The former leader who marks his 69th birthday this June 22, disclosed that being a president was a very demanding job which he does not miss.
In his words, “some of us did not enjoy being in office, but we had to work hard and after 10 years of that kind of work during the revolution period you want to break along but you are forced to come back because you can see foolish promises are being made in the air so you stay on to help consolidate.”
Ghana has made progress with infrastructural developments but the majority of Ghanaians still find themselves in hardships.
Ghana, a cocoa, oil and gold producer, is one of West Africa’s most stable countries, with more than 20 years of political transitions through elections following a flurry of coups.
The country’s economy grew by 3.9 percent in 2015, the slowest in 15 years, on the backdrop of a slump in commodities prices and energy supply deficit.
However, the country’s fiscal managers are confident improvements in energy supply will boost economic activities.

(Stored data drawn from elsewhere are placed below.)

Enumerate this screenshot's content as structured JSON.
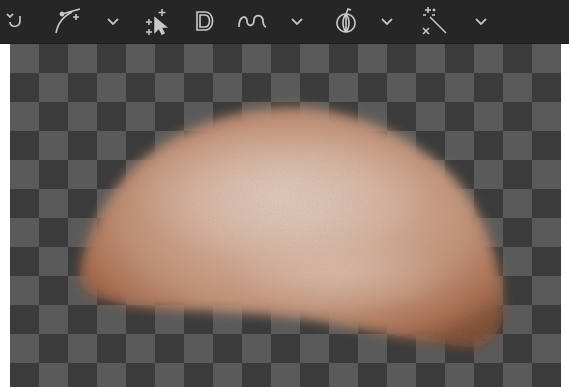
{
  "toolbar": {
    "tools": [
      {
        "icon": "rotate-handle-icon"
      },
      {
        "icon": "bezier-pen-icon"
      },
      {
        "icon": "chevron-down-icon"
      },
      {
        "icon": "select-points-icon"
      },
      {
        "icon": "d-shape-icon"
      },
      {
        "icon": "freehand-curve-icon"
      },
      {
        "icon": "chevron-down-icon"
      },
      {
        "icon": "onion-skin-icon"
      },
      {
        "icon": "chevron-down-icon"
      },
      {
        "icon": "magic-wand-icon"
      },
      {
        "icon": "chevron-down-icon"
      }
    ]
  },
  "viewer": {
    "background": "transparency-checkerboard",
    "subject": "skin-texture-mask",
    "colors": {
      "toolbar": "#262626",
      "icon": "#c9c9c9",
      "checker_light": "#5a5a5a",
      "checker_dark": "#3b3b3b",
      "skin_highlight": "#d8b6a0",
      "skin_mid": "#b98468",
      "skin_edge": "#7a4a2e"
    }
  }
}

Rawlings urged Ghanaians to ensure that the November 7 presidential and parliamentary elections are conducted in a peaceful atmosphere.
Jerry Rawlings, who still enjoys broad popularity, seized power as a young air force officer in a 1979 coup that toppled General Frederick Akuffo’s military regime.

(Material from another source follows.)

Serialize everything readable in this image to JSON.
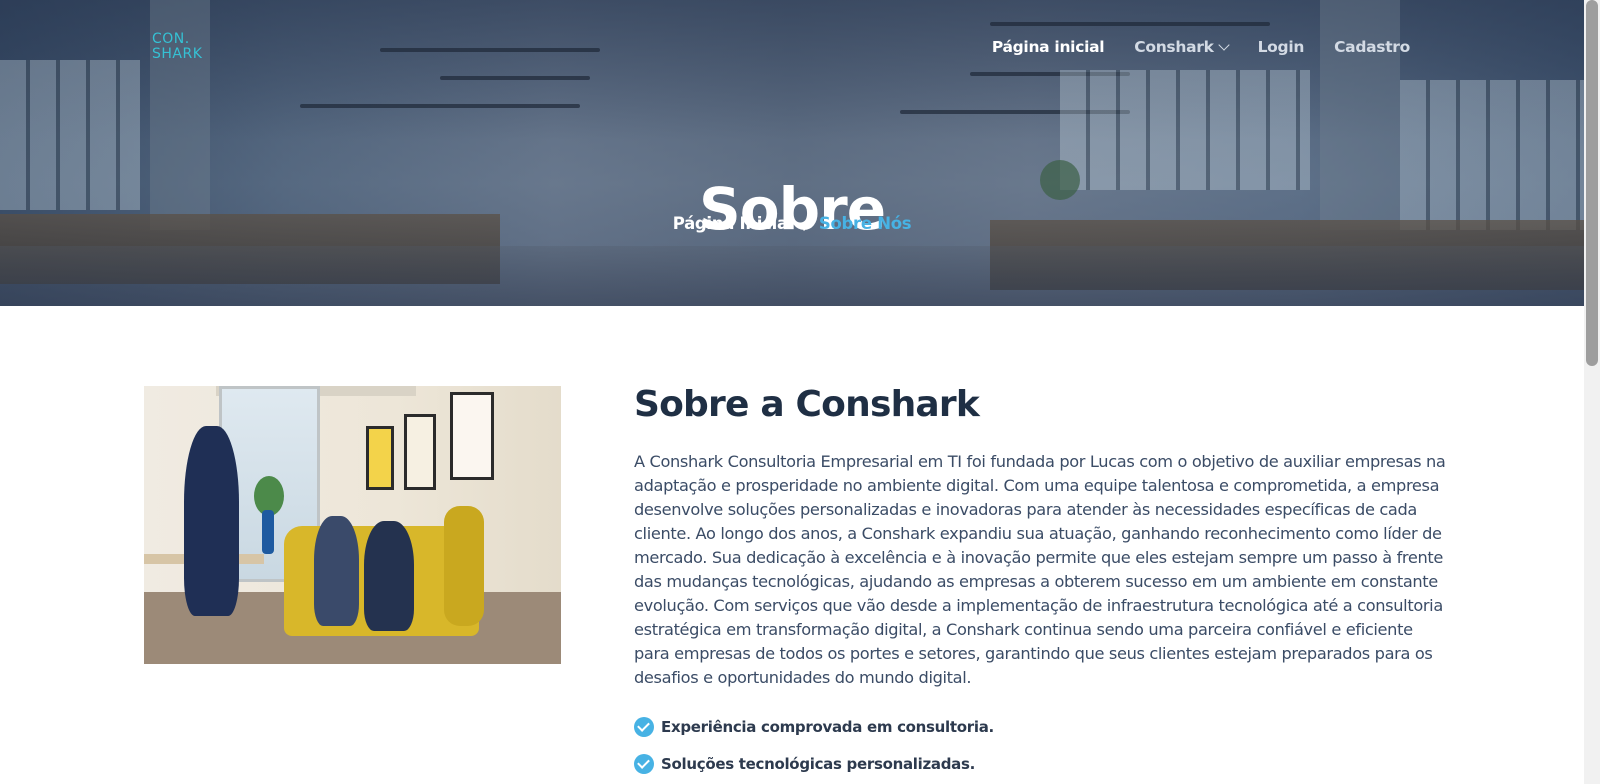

Denouncing corruption, his Armed Forces Revolutionary Council executed senior military officers and confiscated assets. Rawlings restored civilian rule later in the year.
Rawlings seized power for a second time in 1981, toppling elected civilian President Hilla Limann, whom he criticized as inept. Eleven years later, Rawlings’s Provisional National Defense Council lifted a ban on party politics and he won a landslide victory in an election the opposition denounced as rigged.
Under the Constitution, he could not seek re-election in 2000 at the end of his second four-year term.